Because it is the ultimate drama. It’s goes up, it goes down. You are willing to train like a maniac for a month to get in a ring with a guy who wants to take your head off. You can say no, but you say yes. It’s a challenge to you and that’s why it’s so fascinating for everybody. The human drama is sensational. Visually it’s beautiful, and it doesn’t require cars and explosions. Nothing is more powerful than Rocky, when at the end he screams for Adrian and everybody cries. And he didn’t even win the fight! He just stood on his feet all the way to the end. I got chills. You can’t find that in a lot of stories. Boxing is so raw – it touches the human soul directly.
Can you find something true about your life through acting?
You need to have a face and a personality. I want to see Robert De Niro. He can be Napoleon, he can be a spaceman, and he can be whatever he wants. I want to see him. It’s him that makes the character. When I trained with Souleymane M’Baye, who plays M’Bareck in the film and is a boxing champion, he said I should not care, I should relax, I should stay intelligent, stay sharp. Get ready and have enough time to train. Try different things and make mistakes, but at the right moment you need to be ready. It is the same for an actor. When the camera is on you have to disconnect. You’re not here to prove anything. You’ve learned your lines and rehearsed the same movements. If you come with a game plan as an actor or a boxer you are fucked, he’s not going to answer to you. Then you don’t have a plan and you have to be open and make people believe. That’s why I don’t think you can take much from your characters. I didn’t know I could be that violent, that I could look so angry and that mad. A good actor is someone who doesn’t give a shit. That’s why actors are crazy. On one hand they are revered, on the other hand they are mainly puppets.
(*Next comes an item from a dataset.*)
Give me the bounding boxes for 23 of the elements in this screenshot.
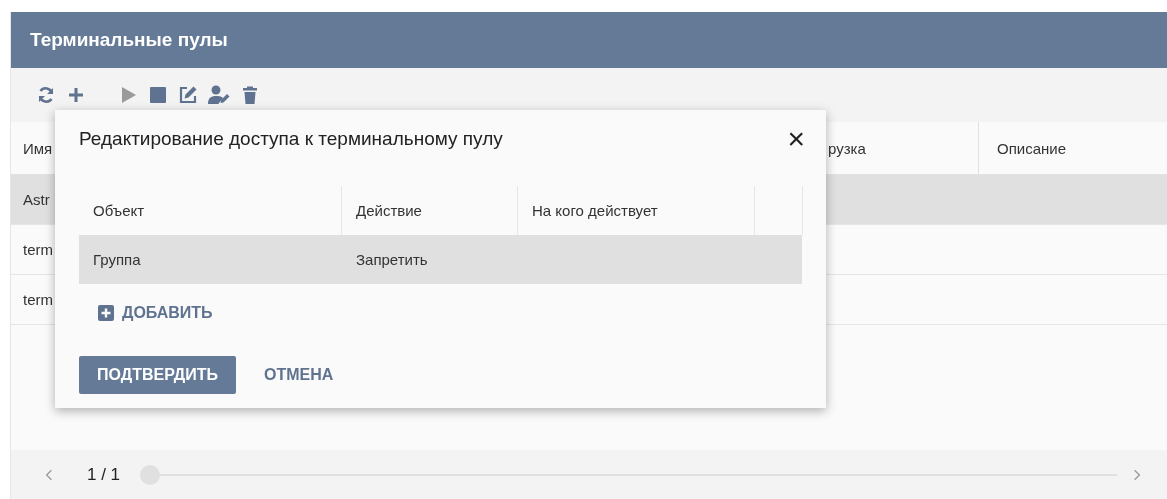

Are you then an artist or a craftsman?
You can become an artist later. Who gives a fuck if you do something wrong? You can be ridiculous, try something stupid. Al Pacino did stuff on set that must have been ridiculous. But as a director you take what you need. He can only give you that cause he tried more. He’s not just talented; he’s crazy. De Niro doesn’t give a shit. Brando doesn’t give a shit. Ask Laurence Olivier and Dustin Hoffman, both approaches look the same. But Hoffman will say now that he just pretends. If the director thinks I’m not good enough then he shouldn’t have chosen me.
Do you fill more fulfilled when you work behind the camera?
I feel fulfilled when I work on a project that I like, whatever position I’m in. I could be anybody – electrician, grip, prop, runner. Who the fuck wouldn’t have wanted to be there when they shot Taxi Driver? It’s all about the finished project.
You recently worked with Michael Haneke on Happy End. How was that?
He’s a good guy. He’s a fun guy to work with, believe it or not. He knows what he’s doing. There are some things that are borderline, that make him uncomfortable, make him laugh. And he laughs all the time.